Treatment of Systemic Lupus Erythematosus (SLE) With N-acetylcysteine
Status: | Completed |
---|---|
Conditions: | Lupus |
Therapuetic Areas: | Immunology / Infectious Diseases |
Healthy: | No |
Age Range: | 18 - Any |
Updated: | 11/30/2013 |
Start Date: | March 2009 |
End Date: | June 2014 |
Contact: | Andras Perl, M.D., Ph.D. |
Email: | perla@upstate.edu |
Phone: | (315) 464-4194 |
Systemic lupus erythematosus (SLE) is a chronic inflammatory disease which often has
debilitating and potentially life-threatening consequences. The cause of SLE is unknown and
current therapies lack specificity and carry significant side-effects. Existing data in the
literature provide evidence that a natural antioxidant, glutathione, is depleted in T cells
of patients with SLE. This may be a key factor underlying abnormal activation and
predisposition of T lymphocytes to pro-inflammatory cell death via necrosis. Administration
of N-acetylcysteine (NAC), that serves as a precursor of glutathione (GSH), improves the
clinical outcome of murine lupus, and limits the toxicity of pro-oxidant/immunosuppressant
medications commonly used in patients with SLE. NAC is widely available in health food
stores and large doses (up to 8 g/day) can be safely administered to humans. In a one-year
study of patients with inflammatory lung disease treated with prednisone and azathioprine,
addition of NAC (1.8 g/day) diminished disease severity and reduced drug toxicity in
comparison to placebo. Moreover, oral NAC has been found to improve muscle fatigue which is
reported to be the most disabling symptom in 53% of patients with SLE. Thus, establishing a
dose ranging between 1.2-7.2 g/day that is well tolerated and capable of raising
intracellular GSH in lupus patients and determining its immunological and therapeutic impact
in SLE appears to be well justified.
The study will consist of two parts, Aim 1 and Aim 2.
AIM 1:
The purpose of Aim 1 was to establish the optimal daily oral dose of NAC that can be well
tolerated without side effects and can normalize or moderate the depletion of GSH in lupus T
cells.
36 SLE subjects and 42 healthy controls (matched by age and sex) were studied.

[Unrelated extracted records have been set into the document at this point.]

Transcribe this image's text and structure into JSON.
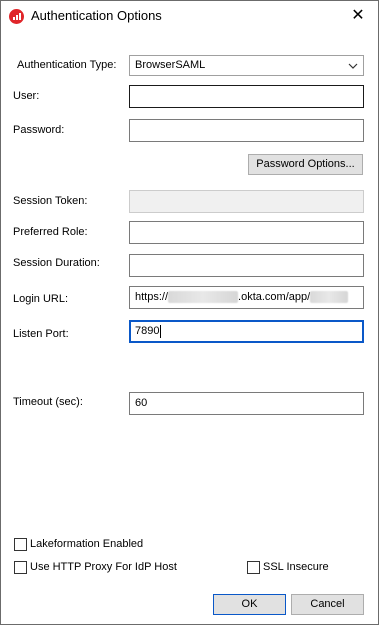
{
  "window": {
    "title": "Authentication Options",
    "close_glyph": "✕",
    "app_icon": "app-logo-icon"
  },
  "fields": {
    "auth_type": {
      "label": "Authentication Type:",
      "value": "BrowserSAML"
    },
    "user": {
      "label": "User:",
      "value": ""
    },
    "password": {
      "label": "Password:",
      "value": ""
    },
    "password_options_button": "Password Options...",
    "session_token": {
      "label": "Session Token:",
      "value": ""
    },
    "preferred_role": {
      "label": "Preferred Role:",
      "value": ""
    },
    "session_duration": {
      "label": "Session Duration:",
      "value": ""
    },
    "login_url": {
      "label": "Login URL:",
      "prefix": "https://",
      "middle": ".okta.com/app/"
    },
    "listen_port": {
      "label": "Listen Port:",
      "value": "7890"
    },
    "timeout": {
      "label": "Timeout (sec):",
      "value": "60"
    }
  },
  "checkboxes": {
    "lakeformation": {
      "label": "Lakeformation Enabled",
      "checked": false
    },
    "http_proxy": {
      "label": "Use HTTP Proxy For IdP Host",
      "checked": false
    },
    "ssl_insecure": {
      "label": "SSL Insecure",
      "checked": false
    }
  },
  "buttons": {
    "ok": "OK",
    "cancel": "Cancel"
  },
  "colors": {
    "focus_border": "#0a58c8",
    "icon_red": "#e0262a"
  }
}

The 36 SLE subjects were divided into 3 groups of 12. Each group received a different dose
of NAC (N-acetylcysteine)or placebo as follows:
Group 1: 9 received 600mg of NAC two times a Day, 3 received placebo; Group 2: 9 received
1200mg of NAC two times a Day, 3 received placebo; Group 3: 9 received 2400mg of NAC two
times a Day, 3 received placebo;
To account for attrition 12 subjects were randomized in each group (9 active, 3 placebo).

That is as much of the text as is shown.